Ein Folgeverbundwerkzeug zählt zu den kosteneffizientesten Fertigungswerkzeugen in der Produktion, stellt jedoch bei falscher Konstruktion auch eine der teuersten Investitionen dar. Hersteller entwerfen es maßgeschneidert für eine bestimmte Teilegeometrie, weshalb die Frage “Passt es?” eine klare Antwort erfordert, bevor der Werkzeugstahl geschnitten wird – und nicht erst, nachdem das Werkzeug bereits fertiggestellt ist.
Wenn Ingenieure die richtige Anwendung wählen, sinken die Stückkosten auf ein Niveau, das nur wenige Verfahren erreichen können. Bei einer falschen Wahl belastet die Investition die Projektbilanz über Jahre hinweg. Ob sich Ihr Bauteil für das Stufenpressen eignet, hängt davon ab, wie der Prozess funktioniert und wo seine tatsächlichen Grenzen liegen. Dieser Leitfaden geht von den Prozessgrundsätzen aus und analysiert systematisch die geltenden Bedingungen, die Kostenlogik, die geometrischen Einschränkungen sowie den Entscheidungsprozess beim Stufenpressen. So hilft er Ingenieuren, die richtige Entscheidung zu treffen, bevor sie sich für die Werkzeugherstellung entscheiden.
1. So funktioniert das Stanzverfahren mit Folgewerkzeugen
Beim Folgeverbundstanzen wird ein Metallband von einer Spule durch ein einzelnes Stanzwerk geführt, das mehrere Stationen umfasst. Mit jedem Presshub wird das Band um eine Teilung weitergeschoben, und jede Station führt einen Arbeitsschritt aus: Stanzen, Ausschneiden, Biegen, Umformen, Prägen oder Besäumen. Das Teil bleibt über eine Trägerbahn mit dem Band verbunden, bis es an der letzten Station abgetrennt wird. Pro Hub entsteht ein fertiges Teil.
Diese Trägerbahn erklärt die Kernlogik hinter jedem der folgenden Auswahlkriterien. Da das Teil während seines gesamten Weges verbunden, abgestützt und präzise positioniert bleiben muss, dient das Band sowohl als Teilträger als auch als Ausrichtungsreferenz. Die Registrierung erfolgt über in das Band gestanzte Führungslöcher und nicht durch manuelle Anpassung durch den Bediener.

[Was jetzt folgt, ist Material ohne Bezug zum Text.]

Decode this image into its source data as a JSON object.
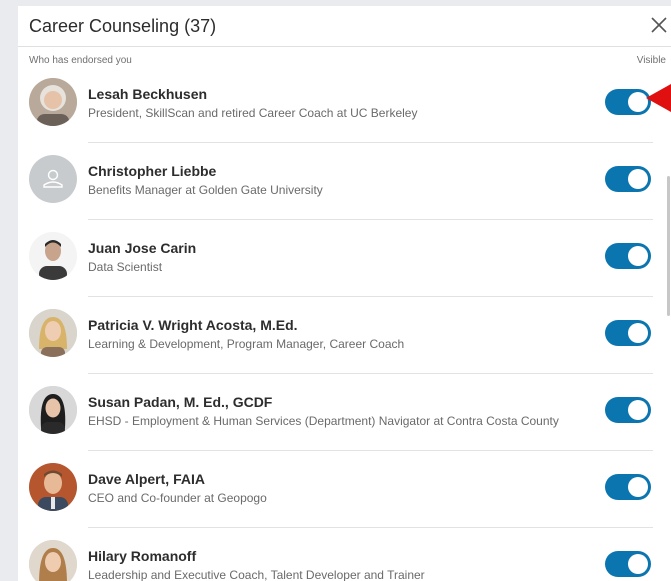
{
  "modal": {
    "title": "Career Counseling (37)",
    "close_glyph": "✕"
  },
  "subheader": {
    "left": "Who has endorsed you",
    "right": "Visible"
  },
  "endorsers": [
    {
      "name": "Lesah Beckhusen",
      "headline": "President, SkillScan and retired Career Coach at UC Berkeley",
      "visible": true,
      "avatar": "photo"
    },
    {
      "name": "Christopher Liebbe",
      "headline": "Benefits Manager at Golden Gate University",
      "visible": true,
      "avatar": "placeholder"
    },
    {
      "name": "Juan Jose Carin",
      "headline": "Data Scientist",
      "visible": true,
      "avatar": "photo"
    },
    {
      "name": "Patricia V. Wright Acosta, M.Ed.",
      "headline": "Learning & Development, Program Manager, Career Coach",
      "visible": true,
      "avatar": "photo"
    },
    {
      "name": "Susan Padan, M. Ed., GCDF",
      "headline": "EHSD - Employment & Human Services (Department) Navigator at Contra Costa County",
      "visible": true,
      "avatar": "photo"
    },
    {
      "name": "Dave Alpert, FAIA",
      "headline": "CEO and Co-founder at Geopogo",
      "visible": true,
      "avatar": "photo"
    },
    {
      "name": "Hilary Romanoff",
      "headline": "Leadership and Executive Coach, Talent Developer and Trainer",
      "visible": true,
      "avatar": "photo"
    }
  ],
  "colors": {
    "toggle_on": "#0b75b0",
    "annotation_arrow": "#e01010"
  }
}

Die praktische Konsequenz ist klar: Wenn ein Teil den Bandlauf durch alle Stationen hindurch absolvieren kann, ohne sich zu verziehen oder die Abstützung zu verlieren, lässt es sich in der Regel im Folgeverbundpressen herstellen. Kann es nicht auf dem Band verbleiben, kann kein Produktionsvolumen dieses grundlegende Problem lösen.
2. Volumen und Designstabilität: Die entscheidende Frage nach der Rentabilität
Bei einem Stanzprogramm mit Folgeverbundwerkzeug stellt das Werkzeug den größten Teil der Vorlaufkosten dar, und die Hersteller zahlen diese Kosten nur einmal. Die Logik, nach der sich diese Kosten amortisieren, ergibt sich aus der Differenz zwischen den Stückkosten beim Folgeverbundverfahren und den Kosten eines werkzeuglosen Verfahrens, multipliziert mit der Anzahl der gefertigten Teile. Diese Logik weist auf zwei Bedingungen hin, die gleichzeitig erfüllt sein müssen.

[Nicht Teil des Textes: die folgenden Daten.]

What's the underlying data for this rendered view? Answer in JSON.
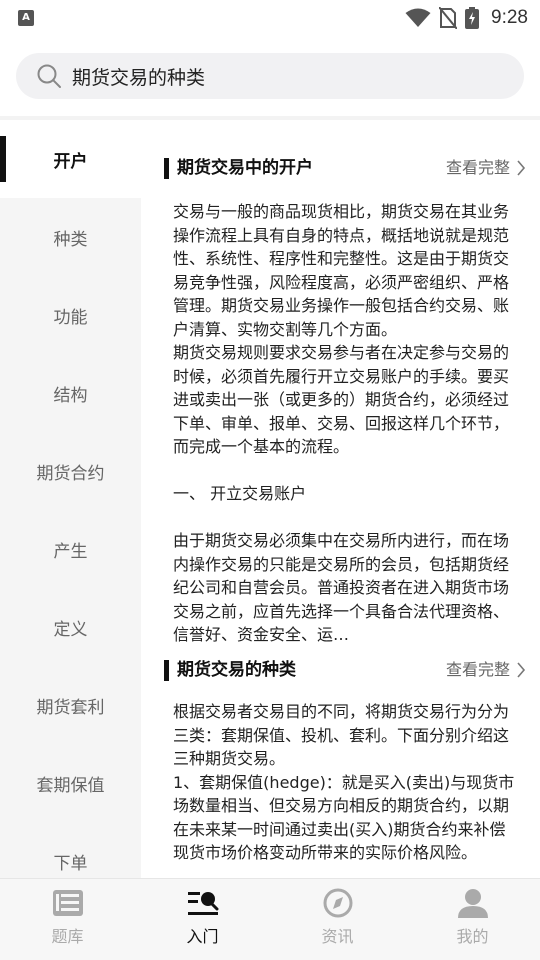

2.1 Hohes und beständiges Jahresvolumen
Die erste Voraussetzung ist ein hohes und beständiges Jahresvolumen. Die Werkzeugkosten amortisieren sich bei einer Stückzahl von Hunderttausenden pro Jahr, und eine Programmlaufzeit von mehreren Jahren ist der übliche Rahmen, in dem sich die Rechnung lohnt. Der genaue Schwellenwert hängt von der Komplexität des Teils, dem Material und dem Stückpreis ab, daher sollten Ingenieure diesen Bereich eher als Ausgangsrahmen denn als feste Regel betrachten.
2.2 „Frozen“-Design
Die zweite Voraussetzung ist die Designstabilität, die Ingenieure oft übersehen. Wenn sich die Zeichnung noch ändert, kann jede Überarbeitung Nacharbeit am Bandlayout oder am Stanzwerkzeug selbst bedeuten, und diese Kosten sind weitaus höher als die Überarbeitung eines lasergeschnittenen Teils. Ein Folgeverbundwerkzeug profitiert von einem festgelegten Design. Eine Serienproduktion ohne festgelegtes Design birgt fast ebenso viele Risiken wie eine Kleinserie.

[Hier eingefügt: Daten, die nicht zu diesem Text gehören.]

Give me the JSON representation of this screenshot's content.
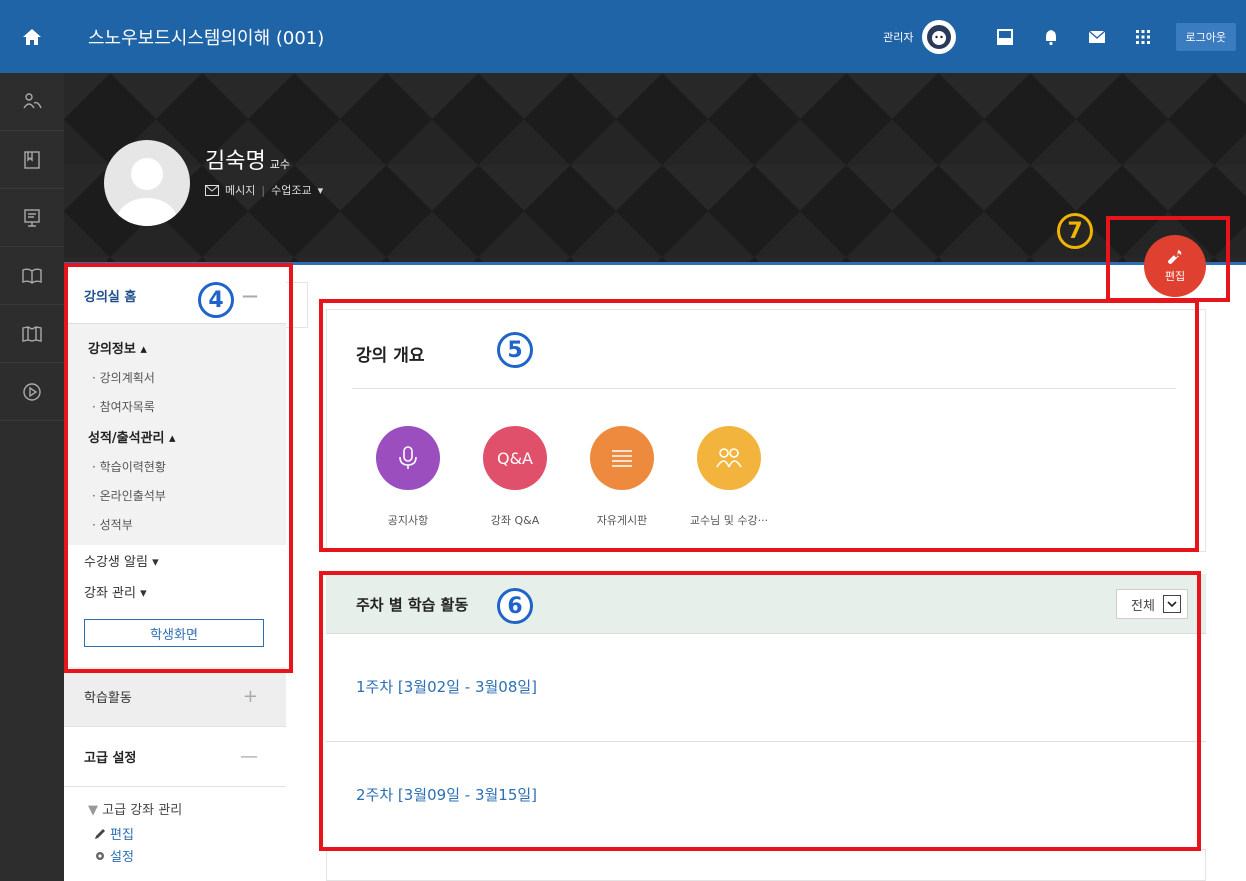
{
  "topbar": {
    "home_icon": "home-icon",
    "course_title": "스노우보드시스템의이해 (001)",
    "admin_label": "관리자",
    "icons": [
      "layout-icon",
      "bell-icon",
      "mail-icon",
      "apps-grid-icon"
    ],
    "logout_label": "로그아웃",
    "accent": "#1f64a6"
  },
  "rail": {
    "icons": [
      "people-icon",
      "notebook-icon",
      "presentation-icon",
      "book-icon",
      "map-book-icon",
      "play-circle-icon"
    ]
  },
  "profile": {
    "name": "김숙명",
    "role": "교수",
    "message_label": "메시지",
    "assistant_label": "수업조교"
  },
  "callouts": {
    "c4": "4",
    "c5": "5",
    "c6": "6",
    "c7": "7"
  },
  "edit_button": {
    "label": "편집",
    "color": "#e0402f"
  },
  "sidebar": {
    "home_label": "강의실 홈",
    "course_info": {
      "label": "강의정보",
      "items": [
        "강의계획서",
        "참여자목록"
      ]
    },
    "grades": {
      "label": "성적/출석관리",
      "items": [
        "학습이력현황",
        "온라인출석부",
        "성적부"
      ]
    },
    "notice_label": "수강생 알림",
    "manage_label": "강좌 관리",
    "student_view_label": "학생화면",
    "activities_label": "학습활동",
    "advanced_label": "고급 설정",
    "advanced_tree": {
      "root": "고급 강좌 관리",
      "edit": "편집",
      "settings": "설정"
    }
  },
  "overview": {
    "title": "강의 개요",
    "boards": [
      {
        "label": "공지사항",
        "icon": "microphone-icon",
        "color": "#9b4fbf",
        "glyph": ""
      },
      {
        "label": "강좌 Q&A",
        "icon": "qa-icon",
        "color": "#e0506a",
        "glyph": "Q&A"
      },
      {
        "label": "자유게시판",
        "icon": "list-icon",
        "color": "#ee8a3e",
        "glyph": ""
      },
      {
        "label": "교수님 및 수강···",
        "icon": "people-icon",
        "color": "#f2b43c",
        "glyph": ""
      }
    ]
  },
  "weekly": {
    "title": "주차 별 학습 활동",
    "filter_value": "전체",
    "weeks": [
      "1주차 [3월02일 - 3월08일]",
      "2주차 [3월09일 - 3월15일]"
    ]
  }
}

Die Warnsignale in dieser Phase sind eindeutig: Prototypenläufe, First-Pass-Validierung oder ein Jahresbedarf, den niemand bestätigen kann. Wenn sich das Programm noch in der Konzept- oder Mengenfindungsphase befindet, ist es verfrüht, sich auf eine Folgeform zu festlegen.
3. Kann der Streifen Ihr Teil tragen?
Die Geometrieprüfung ist die zweite Kontrollinstanz und sortiert Teile aus, unabhängig davon, wie groß das Produktionsvolumen ist. Bei einem Folgeverbundwerkzeug muss das Teil flach und stabil auf dem Band liegen bleiben, während es an den einzelnen Stationen bearbeitet wird. Ingenieure sollten sich darauf konzentrieren, was das Band aushalten kann, und nicht darauf, was eine Presse formen kann.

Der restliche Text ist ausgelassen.